Ovviamente non è sufficiente delimitare un area per sancire automaticamente l’innalzamento dei prezzi, le variabili sono molteplici (anche se tutte figlie di una visione del luogo ridotto a spazio-economico).
Bisogna affiancare alla delimitazione territoriale una serie di narrazioni atte a convalidare a rebours l’avvenuta perimetrazione.
Inventare tradizioni e rispolverare vecchi toponimi, chiamare in causa Fenici, Greci, Romani, Francesi o almeno un casato nobiliare.
In un gioco riduzionistico di equipollenza fra storia, territorio e qualità e valore commerciale.
Una concezione a dir poco semplicistica e mercantile dei luoghi e della biologia vegetale.
Ad esempio, mi pare che le Doc(g) non contemplino segnalazioni speciali per i vecchi vigneti (questi sì potrebbero raccontare il lungo processo di acclimatazione ai luoghi dei vitigni e alle molteplici sfaccettature dei vari fenotipi).

Il patrimonio vegetale è totalmente ignorato se non addirittura semplificato nella sua complessità varietale.
Anche le forme di allevamento e il portainnesto, usato spesso come chiave di volta per adattare le varietà a terreni loro non consoni, sono poco considerate.
Si esalta un concetto di territorialità vuoto e piatto come le carte su cui si disegnano improbabili confini fra comuni, paesi, parcelle, vigneti.
L’aspetto deleterio della riduzione a mappa è che una volta delimitato un confine all’interno tutti i terreni automaticamente divengono uguali (isotropismo cartografico) e ne aumenta il valore, penso alla docg Barolo o all’Asti docg, e anche quelli storicamente non vocati o usati per altre pratiche agricole sono via via vitati per estrarre il massimo valore economico possibile.

Da più persone mi è stato fatto notare che le composizioni pedologiche della Langa e del Monferrato sono molto simili, se non identiche.
Quindi che senso hanno le Doc(g) se il suolo su cui poggiano è identico a chi ne resta fuori.
Quale logica (se non quella di riduzione contabile dei luoghi) naturale giustifica l’erezione di confini fittizi, cosa ci assicura omogeneità e superiorità qualitativa dei prodotti?
Quando ad un passo fuori dal confine i terreni sono identici?

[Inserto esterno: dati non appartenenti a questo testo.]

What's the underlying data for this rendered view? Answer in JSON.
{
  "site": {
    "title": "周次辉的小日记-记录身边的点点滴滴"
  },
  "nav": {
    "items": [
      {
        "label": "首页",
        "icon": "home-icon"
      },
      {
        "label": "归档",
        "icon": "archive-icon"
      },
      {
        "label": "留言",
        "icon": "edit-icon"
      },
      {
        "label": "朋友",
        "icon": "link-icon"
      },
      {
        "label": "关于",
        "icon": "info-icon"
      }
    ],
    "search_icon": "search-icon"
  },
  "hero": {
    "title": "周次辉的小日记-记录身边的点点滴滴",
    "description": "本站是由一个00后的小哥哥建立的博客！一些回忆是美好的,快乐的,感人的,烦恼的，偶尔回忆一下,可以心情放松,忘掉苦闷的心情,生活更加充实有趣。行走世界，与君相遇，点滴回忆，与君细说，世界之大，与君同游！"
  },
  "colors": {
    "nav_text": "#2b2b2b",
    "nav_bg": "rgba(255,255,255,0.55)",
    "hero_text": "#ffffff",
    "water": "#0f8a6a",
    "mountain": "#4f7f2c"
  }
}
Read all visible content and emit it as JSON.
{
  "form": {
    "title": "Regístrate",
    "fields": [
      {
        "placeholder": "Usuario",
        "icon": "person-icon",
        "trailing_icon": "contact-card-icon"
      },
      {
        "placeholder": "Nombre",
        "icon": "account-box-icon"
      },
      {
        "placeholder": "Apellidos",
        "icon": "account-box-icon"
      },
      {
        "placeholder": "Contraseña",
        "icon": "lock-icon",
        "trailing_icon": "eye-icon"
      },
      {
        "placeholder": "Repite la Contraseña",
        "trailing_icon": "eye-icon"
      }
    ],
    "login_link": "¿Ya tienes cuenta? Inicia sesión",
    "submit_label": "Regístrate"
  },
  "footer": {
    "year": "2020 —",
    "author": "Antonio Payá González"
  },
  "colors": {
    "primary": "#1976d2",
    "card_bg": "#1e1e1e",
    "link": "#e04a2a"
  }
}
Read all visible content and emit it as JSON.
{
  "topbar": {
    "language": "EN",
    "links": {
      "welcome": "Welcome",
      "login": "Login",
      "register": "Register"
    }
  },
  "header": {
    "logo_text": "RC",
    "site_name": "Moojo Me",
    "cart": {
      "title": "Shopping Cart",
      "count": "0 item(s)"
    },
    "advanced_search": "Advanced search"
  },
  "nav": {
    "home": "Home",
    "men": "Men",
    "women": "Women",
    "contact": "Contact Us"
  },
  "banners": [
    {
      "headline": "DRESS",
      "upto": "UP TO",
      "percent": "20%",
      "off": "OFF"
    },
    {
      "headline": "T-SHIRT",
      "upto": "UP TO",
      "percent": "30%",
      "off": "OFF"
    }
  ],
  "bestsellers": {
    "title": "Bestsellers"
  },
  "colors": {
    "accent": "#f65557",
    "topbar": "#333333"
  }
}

Di fronte alle cartine che ormai sono mondo e non immagine dello stesso pensiamo di comprendere le diverse sfumature organolettiche, non perché esistono (ed io non nego che esistano) nel reale ma perché segni grafici e schemi ne inverano l’esistenza.

L’omogeneità dei luoghi spesso si ha a macchia di leopardo, raramente per grosse aree omogenee, i confini sono sfumati con intrusioni e ricorsività.


Un particolare che mi colpisce è la tendenza, quasi un bisogno strano e anititetico rispetto alla formazione del territorio delle Doc(g) e probabilmente indotto dalla percezione di irrealtà delle perimetrazioni, di parcellizzare l’area in ulteriori sottozone via via sempre più minute sino alla definizione di singoli vigneti.
Processo che porterebbe se amplificato, in maniera paradossale a separare filare da filare, pianta da pianta.

Perché i luoghi sono eterogenei e in natura non esiste omogeneità e isotropismo e questo dubbio, questa forzatura, questa menzogna è interna al concetto stesso della Doc(g) che ha bisogno di frantumarsi in mille lieu dit per ritrovare la diversità negata dai sui stessi presupposti esistenziali.

Hanno dunque senso le Doc(g) al di fuori di un contesto economico?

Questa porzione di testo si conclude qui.